Why I have this value error when training U-net?


I am a beginner in deep_learning and my graduation thesis is about semantic segmentation. However I received a ValueError when using library "segmentation-models" Docs of the library

Part of my codes are as follows and my error occur at validation_data=(x_val, y_val))

import tensorflow as tf
import segmentation_models as sm
import glob
import cv2
import os
import numpy as np
from matplotlib import pyplot as plt



model = sm.Unet(BACKBONE, encoder_weights='imagenet', encoder_freeze=True)

model.compile(optimizer='adam', loss='binary_crossentropy', metrics=['mse'])
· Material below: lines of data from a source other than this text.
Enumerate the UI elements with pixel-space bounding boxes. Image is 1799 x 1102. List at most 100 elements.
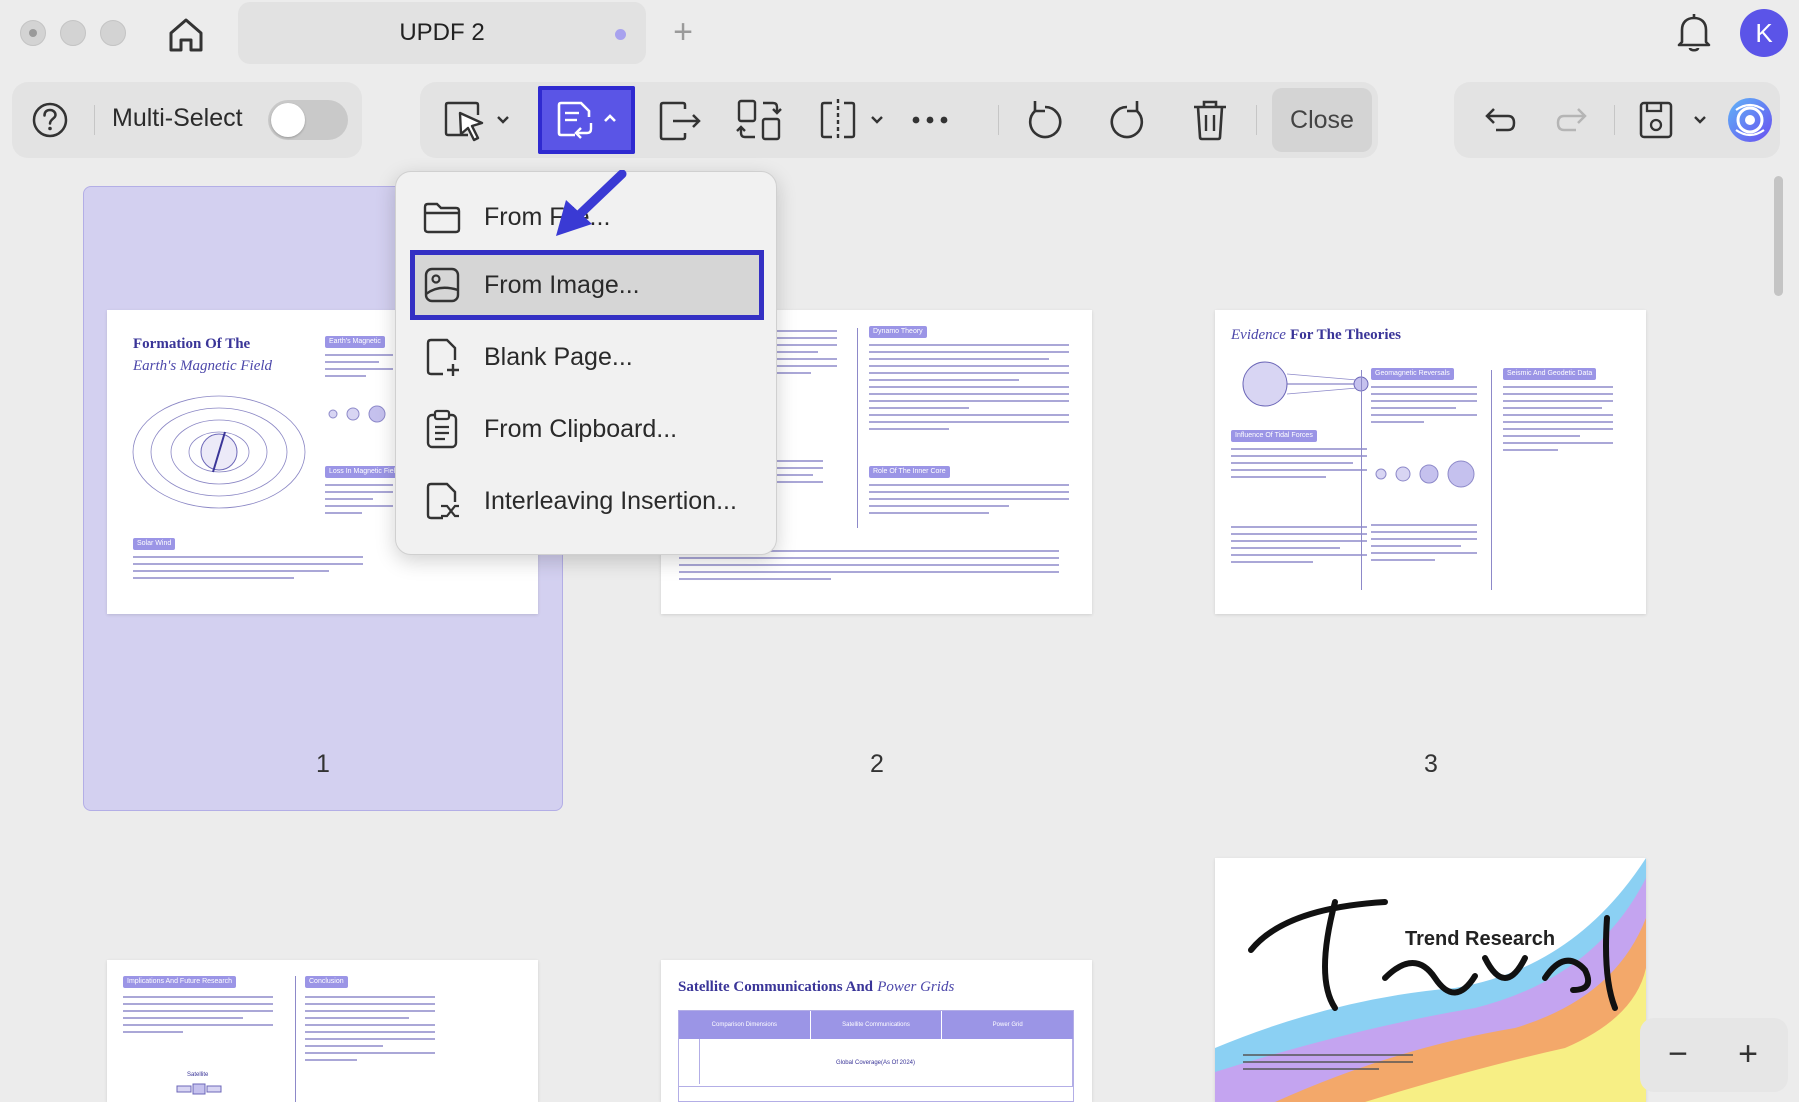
blank-page-icon	[422, 336, 462, 378]
zoom-out-button[interactable]: −	[1658, 1032, 1698, 1076]
extract-page-button[interactable]	[652, 94, 710, 146]
delete-page-button[interactable]	[1186, 94, 1234, 146]
table-header: Comparison Dimensions	[679, 1011, 811, 1039]
scrollbar-thumb[interactable]	[1774, 176, 1783, 296]
page-number-2: 2	[870, 750, 884, 778]
split-page-button[interactable]	[814, 92, 890, 148]
page-3-title-bold: For The Theories	[1290, 327, 1401, 343]
menu-item-from-clipboard[interactable]: From Clipboard...	[414, 398, 760, 460]
page-4-section-pill: Conclusion	[305, 976, 348, 988]
close-button[interactable]: Close	[1272, 88, 1372, 152]
redo-icon	[1556, 108, 1587, 132]
insert-page-icon	[557, 101, 616, 139]
trash-icon	[1194, 100, 1226, 141]
pointer-select-icon	[444, 101, 509, 142]
page-5-title-italic: Power Grids	[877, 979, 955, 995]
page-number-1: 1	[316, 750, 330, 778]
page-1-title: Formation Of The	[133, 336, 251, 352]
page-1-section-pill: Loss In Magnetic Field	[325, 466, 404, 478]
window-zoom-button[interactable]	[100, 20, 126, 46]
window-minimize-button[interactable]	[60, 20, 86, 46]
page-6-heading: Trend Research	[1405, 928, 1556, 950]
vertical-scrollbar[interactable]	[1772, 172, 1784, 1102]
new-tab-button[interactable]: +	[668, 14, 698, 50]
page-thumbnail-5[interactable]: Satellite Communications And Power Grids…	[661, 960, 1092, 1102]
extract-page-icon	[659, 101, 701, 141]
menu-item-label: Blank Page...	[484, 342, 633, 371]
folder-icon	[422, 196, 462, 238]
page-2-section-pill: Role Of The Inner Core	[869, 466, 950, 478]
rotate-right-button[interactable]	[1102, 94, 1152, 146]
menu-item-blank-page[interactable]: Blank Page...	[414, 326, 760, 388]
zoom-controls: − +	[1640, 1018, 1788, 1092]
menu-item-label: From Image...	[484, 270, 640, 299]
select-tool-button[interactable]	[440, 92, 516, 148]
menu-item-label: From Clipboard...	[484, 414, 678, 443]
table-header: Satellite Communications	[811, 1011, 943, 1039]
document-toolbar	[1454, 82, 1780, 158]
bell-icon	[1677, 14, 1711, 52]
tidal-forces-diagram	[1242, 361, 1369, 407]
replace-page-icon	[736, 99, 782, 141]
page-1-subtitle: Earth's Magnetic Field	[133, 358, 273, 374]
notifications-button[interactable]	[1674, 12, 1714, 54]
home-icon	[169, 18, 203, 52]
satellite-label: Satellite	[187, 1072, 209, 1078]
page-1-section-pill: Earth's Magnetic	[325, 336, 385, 348]
page-number-3: 3	[1424, 750, 1438, 778]
image-icon	[422, 264, 462, 306]
help-button[interactable]	[28, 98, 72, 142]
page-4-section-pill: Implications And Future Research	[123, 976, 237, 988]
rotate-right-icon	[1110, 101, 1144, 139]
home-button[interactable]	[164, 12, 208, 56]
pointer-arrow-icon	[556, 170, 627, 236]
undo-icon	[1485, 108, 1516, 132]
rotate-left-button[interactable]	[1020, 94, 1070, 146]
multi-select-toggle[interactable]	[268, 100, 348, 140]
replace-page-button[interactable]	[730, 94, 788, 146]
selection-toolbar: Multi-Select	[12, 82, 362, 158]
unsaved-indicator	[615, 29, 626, 40]
save-icon	[1639, 101, 1706, 139]
ai-assistant-icon	[1728, 98, 1772, 142]
page-thumbnail-3[interactable]: Evidence For The Theories Influence Of T…	[1215, 310, 1646, 614]
comparison-table: Comparison Dimensions Satellite Communic…	[678, 1010, 1074, 1102]
planet-size-diagram	[328, 405, 386, 423]
multi-select-label: Multi-Select	[112, 104, 243, 132]
page-3-section-pill: Seismic And Geodetic Data	[1503, 368, 1597, 380]
page-5-title-bold: Satellite Communications And	[678, 979, 874, 995]
table-header: Power Grid	[992, 1022, 1023, 1028]
insert-page-button[interactable]	[538, 86, 635, 154]
zoom-in-button[interactable]: +	[1728, 1032, 1768, 1076]
page-3-title-italic: Evidence	[1231, 327, 1286, 343]
app-window: UPDF 2 + K Multi-Select Close Formation …	[0, 0, 1799, 1102]
help-icon	[32, 102, 68, 138]
window-close-button[interactable]	[20, 20, 46, 46]
table-cell: Global Coverage(As Of 2024)	[679, 1039, 1073, 1086]
document-tab[interactable]: UPDF 2	[238, 2, 646, 64]
clipboard-icon	[422, 408, 462, 450]
save-button[interactable]	[1628, 92, 1718, 148]
page-3-section-pill: Geomagnetic Reversals	[1371, 368, 1454, 380]
page-thumbnail-4[interactable]: Implications And Future Research Conclus…	[107, 960, 538, 1102]
page-thumbnail-6[interactable]: Trend Research	[1215, 858, 1646, 1102]
interleave-icon	[422, 480, 462, 522]
page-1-section-pill: Solar Wind	[133, 538, 176, 550]
menu-item-from-image[interactable]: From Image...	[410, 250, 764, 320]
menu-item-interleaving-insertion[interactable]: Interleaving Insertion...	[414, 470, 760, 532]
rotate-left-icon	[1028, 101, 1062, 139]
redo-button[interactable]	[1550, 98, 1594, 142]
undo-button[interactable]	[1478, 98, 1522, 142]
menu-item-label: Interleaving Insertion...	[484, 486, 737, 515]
page-3-section-pill: Influence Of Tidal Forces	[1231, 430, 1317, 442]
satellite-diagram	[176, 1083, 222, 1095]
page-2-section-pill: Dynamo Theory	[869, 326, 927, 338]
user-avatar[interactable]: K	[1740, 9, 1788, 57]
ai-assistant-button[interactable]	[1726, 96, 1774, 144]
more-icon	[912, 116, 948, 124]
tab-title: UPDF 2	[399, 19, 485, 46]
more-options-button[interactable]	[906, 96, 954, 144]
planet-size-diagram	[1375, 460, 1475, 488]
page-toolbar: Close	[420, 82, 1378, 158]
split-page-icon	[820, 99, 883, 141]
history=model.fit(x_train, 
          y_train,
          batch_size=8, 
          epochs=5000,
          verbose=1,
          validation_data=(x_val, y_val))
          )

Error messages are: enter image description here

I don't understand it (Because of my limited English or lack of knowlege...), and the x_val and y_val both have 3 channels and they are numpy arrays:

enter image description here

Please help me!!! Thanks a lot!

Solve this error and train my model.


Solution

  • It seems that you have 3 channels, but the shape of the output has only 1 channel.
    The UNET initialization has a parameter called classes, which defines the output shape. You should probably set this to classes=3 when definining the model.
    See documentation in https://segmentation-models.readthedocs.io/en/latest/api.html#unet
    And more specifically, note the following snippet:

    classes – a number of classes for output (output shape - (h, w, classes)).
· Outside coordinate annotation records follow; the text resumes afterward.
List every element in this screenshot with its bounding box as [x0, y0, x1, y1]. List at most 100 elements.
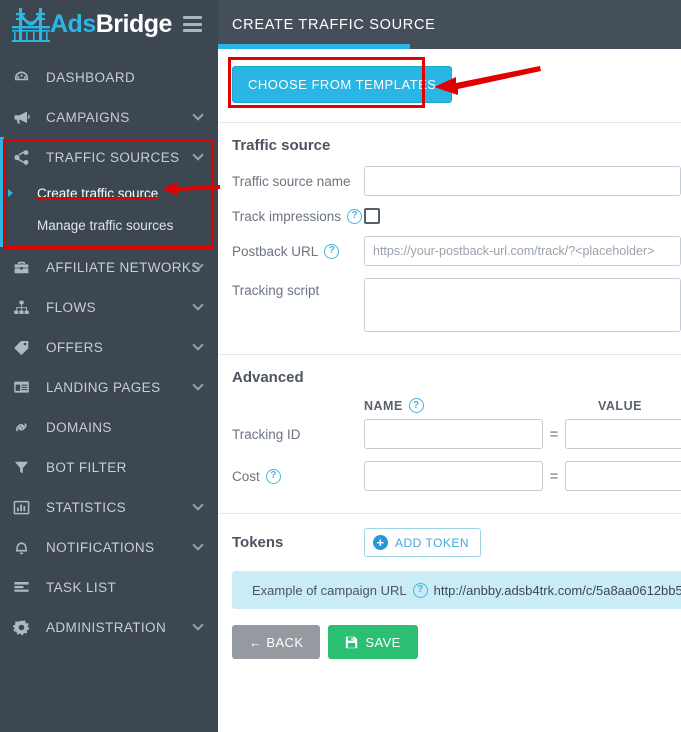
add-token-button[interactable]: + ADD TOKEN — [364, 528, 482, 557]
question-circle-icon[interactable]: ? — [347, 208, 363, 224]
sidebar-item-task-list[interactable]: TASK LIST — [0, 567, 218, 607]
sidebar-group-statistics: STATISTICS — [0, 487, 218, 527]
sidebar-group-campaigns: CAMPAIGNS — [0, 97, 218, 137]
section-title-tokens: Tokens — [232, 534, 284, 551]
tokens-section: Tokens + ADD TOKEN Example of campaign U… — [218, 514, 681, 675]
sidebar-item-label: OFFERS — [46, 339, 104, 355]
save-button[interactable]: SAVE — [328, 625, 418, 659]
hamburger-icon[interactable] — [183, 16, 202, 32]
field-row-traffic-source-name: Traffic source name — [232, 166, 681, 196]
section-title-advanced: Advanced — [232, 369, 304, 386]
label-traffic-source-name: Traffic source name — [232, 173, 351, 189]
sidebar-subitem-label: Manage traffic sources — [37, 217, 174, 233]
save-label: SAVE — [365, 634, 401, 650]
label-postback-url-text: Postback URL — [232, 243, 319, 259]
sidebar-item-flows[interactable]: FLOWS — [0, 287, 218, 327]
tracking-script-textarea[interactable] — [364, 278, 681, 332]
cost-value-input[interactable] — [565, 461, 681, 491]
sidebar-item-label: LANDING PAGES — [46, 379, 161, 395]
brand-bridge: Bridge — [95, 10, 173, 38]
list-icon — [13, 580, 35, 595]
sidebar-group-landing-pages: LANDING PAGES — [0, 367, 218, 407]
sidebar-item-traffic-sources[interactable]: TRAFFIC SOURCES — [0, 137, 218, 177]
dashboard-icon — [13, 69, 35, 86]
sidebar-item-label: AFFILIATE NETWORKS — [46, 259, 201, 275]
sidebar-item-domains[interactable]: DOMAINS — [0, 407, 218, 447]
sidebar-item-offers[interactable]: OFFERS — [0, 327, 218, 367]
sidebar-group-domains: DOMAINS — [0, 407, 218, 447]
example-campaign-url-value: http://anbby.adsb4trk.com/c/5a8aa0612bb5… — [433, 582, 681, 598]
page-header: CREATE TRAFFIC SOURCE — [218, 0, 681, 49]
sidebar-nav: DASHBOARD CAMPAIGNS TRAFFIC SOURCES Crea… — [0, 49, 218, 647]
gear-icon — [13, 619, 35, 636]
tracking-id-value-input[interactable] — [565, 419, 681, 449]
sidebar-item-campaigns[interactable]: CAMPAIGNS — [0, 97, 218, 137]
templates-row: CHOOSE FROM TEMPLATES — [218, 49, 681, 123]
sidebar-item-label: DASHBOARD — [46, 69, 136, 85]
share-nodes-icon — [13, 149, 35, 166]
sidebar-item-label: DOMAINS — [46, 419, 112, 435]
cost-name-input[interactable] — [364, 461, 543, 491]
traffic-source-section: Traffic source Traffic source name Track… — [218, 123, 681, 355]
sidebar-item-label: BOT FILTER — [46, 459, 127, 475]
sidebar-group-affiliate-networks: AFFILIATE NETWORKS — [0, 247, 218, 287]
sidebar-item-landing-pages[interactable]: LANDING PAGES — [0, 367, 218, 407]
choose-from-templates-button[interactable]: CHOOSE FROM TEMPLATES — [232, 66, 453, 103]
sidebar-item-label: FLOWS — [46, 299, 97, 315]
sidebar-item-administration[interactable]: ADMINISTRATION — [0, 607, 218, 647]
advanced-column-headers: NAME ? VALUE — [232, 398, 681, 413]
sitemap-icon — [13, 299, 35, 316]
sidebar-item-label: TRAFFIC SOURCES — [46, 149, 180, 165]
tracking-id-name-input[interactable] — [364, 419, 543, 449]
advanced-col-name: NAME ? — [364, 398, 576, 413]
sidebar-group-dashboard: DASHBOARD — [0, 57, 218, 97]
label-tracking-script: Tracking script — [232, 283, 320, 298]
postback-url-input[interactable] — [364, 236, 681, 266]
app-root: AdsBridge DASHBOARD CAMPAIGNS TRAFFIC SO… — [0, 0, 681, 732]
sidebar-group-offers: OFFERS — [0, 327, 218, 367]
sidebar-submenu-traffic-sources: Create traffic source Manage traffic sou… — [0, 177, 218, 247]
question-circle-icon[interactable]: ? — [265, 468, 281, 484]
label-postback-url: Postback URL ? — [232, 243, 364, 259]
floppy-disk-icon — [345, 636, 358, 649]
link-icon — [13, 419, 35, 436]
equals-sign: = — [549, 467, 559, 485]
sidebar-item-affiliate-networks[interactable]: AFFILIATE NETWORKS — [0, 247, 218, 287]
advanced-col-name-text: NAME — [364, 398, 403, 413]
sidebar-group-task-list: TASK LIST — [0, 567, 218, 607]
megaphone-icon — [13, 109, 35, 126]
tokens-header-row: Tokens + ADD TOKEN — [232, 528, 681, 557]
sidebar-item-notifications[interactable]: NOTIFICATIONS — [0, 527, 218, 567]
active-tab-indicator — [218, 44, 410, 49]
sidebar-item-bot-filter[interactable]: BOT FILTER — [0, 447, 218, 487]
add-token-label: ADD TOKEN — [395, 535, 470, 550]
back-button[interactable]: ← BACK — [232, 625, 321, 659]
filter-icon — [13, 459, 35, 476]
advanced-row-tracking-id: Tracking ID = — [232, 419, 681, 449]
main-panel: CREATE TRAFFIC SOURCE CHOOSE FROM TEMPLA… — [218, 0, 681, 732]
sidebar-group-notifications: NOTIFICATIONS — [0, 527, 218, 567]
page-title: CREATE TRAFFIC SOURCE — [232, 16, 436, 33]
question-circle-icon[interactable]: ? — [412, 582, 428, 598]
section-title-traffic-source: Traffic source — [232, 137, 331, 154]
sidebar-item-label: TASK LIST — [46, 579, 117, 595]
example-campaign-url-label: Example of campaign URL — [252, 582, 407, 598]
sidebar-item-dashboard[interactable]: DASHBOARD — [0, 57, 218, 97]
bell-icon — [13, 539, 35, 556]
sidebar-item-label: CAMPAIGNS — [46, 109, 130, 125]
sidebar-item-statistics[interactable]: STATISTICS — [0, 487, 218, 527]
page-content: CHOOSE FROM TEMPLATES Traffic source Tra… — [218, 49, 681, 675]
field-row-postback-url: Postback URL ? — [232, 236, 681, 266]
sidebar-item-manage-traffic-sources[interactable]: Manage traffic sources — [0, 209, 218, 241]
question-circle-icon[interactable]: ? — [408, 398, 424, 413]
advanced-col-value: VALUE — [598, 398, 642, 413]
question-circle-icon[interactable]: ? — [324, 243, 340, 259]
sidebar-group-traffic-sources: TRAFFIC SOURCES Create traffic source Ma… — [0, 137, 218, 247]
sidebar-item-create-traffic-source[interactable]: Create traffic source — [0, 177, 218, 209]
label-tracking-id: Tracking ID — [232, 426, 301, 442]
label-track-impressions: Track impressions ? — [232, 208, 364, 224]
sidebar-subitem-label: Create traffic source — [37, 185, 159, 201]
track-impressions-checkbox[interactable] — [364, 208, 380, 224]
traffic-source-name-input[interactable] — [364, 166, 681, 196]
advanced-section: Advanced NAME ? VALUE Tracking ID = Cost… — [218, 355, 681, 514]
    Clarification: The number of input channels is of no real consequence here. The channel count changes multiple times througout the convolutional layers, the skip-connection concatenations, etc., so the number of output channels vs the number of label channels is the only thing that matters in this context. train_x could have 1 channel, 37 channels, or any other necessary number of channels, and the error you're getting is only related to comparing y_train (and y_val) to the logits/softmax/label_estimations, or whatever you want to call them. Which is set, as mentioned above, by explicitly using the classes parameter.